- Born: 1989 (age 36–37) Miami, Florida, U.S.
- Occupations: Fashion Photographers, Visual Artists
- Website: elliotanderick.com

= Elliot and Erick Jiménez =

Cuban-American artist duo (born 1989)

Elliot & Erick Jiménez (born 1989 in Miami, Florida) are identical twin brothers and visual artists working between contemporary art and fashion. Their artwork draws on syncretic Afro-Cuban religious traditions and spiritual beliefs, while paying homage to artists such as the late Cuban artist Belkins Ayón and ethnographers in the likes of Lydia Cabrera. Their photographs offer a painterly quality, mixing nature and surrealist elements, and expands into sculpture and mixed media. The Jiménez brothers have been living and working between South Florida and New York City for over a decade.

== Early life and education ==
Elliot and Erick Jiménez are identical twins, raised by Cuban immigrants in Miami. The duo started their interest in photography after receiving their first camera at age 15; and went on to take their first photography course in high school. Although the brothers started photographing professionally separately, they soon realized they shared a joint interest.

== Work ==
Elliot and Erick Jiménez photographic work goes back and forth from fashion photography to visual art. In 2023, the duo photographed Puerto Rican musician Bad Bunny for the cover of Time Magazine, the first issue to be released in Spanish in the publication's one hundred year history. Their fashion work has been featured in Vogue and Harper's Bazaar Italy, among others. They've also collaborated with celebrities like Selena Gomez and Karol G.

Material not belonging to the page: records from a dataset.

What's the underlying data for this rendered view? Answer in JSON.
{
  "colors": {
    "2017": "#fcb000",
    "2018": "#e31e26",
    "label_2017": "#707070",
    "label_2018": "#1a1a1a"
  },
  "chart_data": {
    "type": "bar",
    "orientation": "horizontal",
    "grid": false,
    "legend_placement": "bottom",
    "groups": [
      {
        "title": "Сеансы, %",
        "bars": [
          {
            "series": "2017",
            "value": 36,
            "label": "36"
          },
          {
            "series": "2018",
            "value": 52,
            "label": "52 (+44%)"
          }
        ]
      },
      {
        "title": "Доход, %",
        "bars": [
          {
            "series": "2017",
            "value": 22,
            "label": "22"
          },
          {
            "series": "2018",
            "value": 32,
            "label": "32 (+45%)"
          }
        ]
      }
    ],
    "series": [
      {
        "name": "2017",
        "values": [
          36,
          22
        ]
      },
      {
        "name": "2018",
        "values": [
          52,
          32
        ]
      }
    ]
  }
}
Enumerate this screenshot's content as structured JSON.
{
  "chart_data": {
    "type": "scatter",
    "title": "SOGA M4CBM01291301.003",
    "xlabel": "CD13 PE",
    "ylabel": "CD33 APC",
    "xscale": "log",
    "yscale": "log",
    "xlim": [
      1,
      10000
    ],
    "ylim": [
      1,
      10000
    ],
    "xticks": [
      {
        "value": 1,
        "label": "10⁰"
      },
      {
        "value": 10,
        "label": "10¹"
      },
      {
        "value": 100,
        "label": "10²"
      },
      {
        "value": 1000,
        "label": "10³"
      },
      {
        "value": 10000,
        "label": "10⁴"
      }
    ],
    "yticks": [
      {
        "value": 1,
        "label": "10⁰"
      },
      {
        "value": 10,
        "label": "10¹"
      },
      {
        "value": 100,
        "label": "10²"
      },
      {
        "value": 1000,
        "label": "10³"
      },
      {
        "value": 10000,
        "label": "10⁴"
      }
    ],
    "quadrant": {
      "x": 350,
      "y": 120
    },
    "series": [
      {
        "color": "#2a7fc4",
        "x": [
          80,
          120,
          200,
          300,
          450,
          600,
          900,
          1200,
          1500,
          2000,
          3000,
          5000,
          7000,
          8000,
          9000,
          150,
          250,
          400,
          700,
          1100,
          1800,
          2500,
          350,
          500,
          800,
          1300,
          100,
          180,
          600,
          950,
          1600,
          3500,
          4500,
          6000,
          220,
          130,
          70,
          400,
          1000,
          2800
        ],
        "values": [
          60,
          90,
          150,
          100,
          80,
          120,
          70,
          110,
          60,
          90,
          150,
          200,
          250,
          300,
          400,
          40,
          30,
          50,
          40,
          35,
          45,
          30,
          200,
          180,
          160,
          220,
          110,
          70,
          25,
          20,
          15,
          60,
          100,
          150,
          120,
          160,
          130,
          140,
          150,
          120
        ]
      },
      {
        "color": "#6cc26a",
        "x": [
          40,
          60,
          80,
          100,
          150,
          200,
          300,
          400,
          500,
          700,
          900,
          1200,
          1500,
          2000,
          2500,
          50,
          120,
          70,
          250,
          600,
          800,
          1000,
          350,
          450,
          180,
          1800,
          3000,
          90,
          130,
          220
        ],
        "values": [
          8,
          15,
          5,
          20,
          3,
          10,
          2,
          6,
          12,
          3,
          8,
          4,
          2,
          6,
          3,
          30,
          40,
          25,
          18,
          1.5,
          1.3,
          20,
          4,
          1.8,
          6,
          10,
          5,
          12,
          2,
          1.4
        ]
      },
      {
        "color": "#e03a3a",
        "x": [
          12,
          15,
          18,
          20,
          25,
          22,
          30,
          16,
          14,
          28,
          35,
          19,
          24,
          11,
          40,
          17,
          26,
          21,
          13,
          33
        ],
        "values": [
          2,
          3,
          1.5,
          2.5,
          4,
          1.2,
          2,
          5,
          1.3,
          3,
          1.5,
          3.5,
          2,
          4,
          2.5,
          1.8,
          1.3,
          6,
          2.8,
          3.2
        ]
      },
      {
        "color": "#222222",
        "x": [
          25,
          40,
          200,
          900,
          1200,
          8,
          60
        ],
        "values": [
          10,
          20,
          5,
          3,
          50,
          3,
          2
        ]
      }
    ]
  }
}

Their art installation Blue Chapel (Rejection, Acceptance, Advocacy, Interdependence), was featured in the exhibition Surrealism and Us: Caribbean and African Diasporic Artists since 1940, on view at the Modern Art Museum of Fort Worth in Texas in 2024. Other installations include Red Chapel, featured at WSA in Duet, 2025, and Where Fertile Land Grows featured at Ford Foundation Gallery in Never The Same River, 2026.

In 2025, the Jiménez brothers held their first major institutional exhibition at the Pérez Art Museum Miami, Florida. The show Elliot and Erick Jiménez: El Monte, curated by Maritza Lacayo, expands on the duo's interest in Afro-Cuban religious practices, particularly in its syncretic aspects of Yoruba, Catholicism, and Spiritism. The solo show brings photographic work that draws on the artist's Cuban-American and the ritualistic Lucumí upbringing.

=== Awards ===
Elliot and Erick Jiménez are the recipients of the 2024 CINTAS Foundation Fellowship in Photography, South Arts Fellowship, the Florida Prize People’s Choice Award 2023, the CHANEL Artist Award Program with the Tribeca Film Festival, Emerging Photographers of the year for the Latin American Fashion Awards 2023, Oolite Creator Award, by Oolite Arts in South Florida.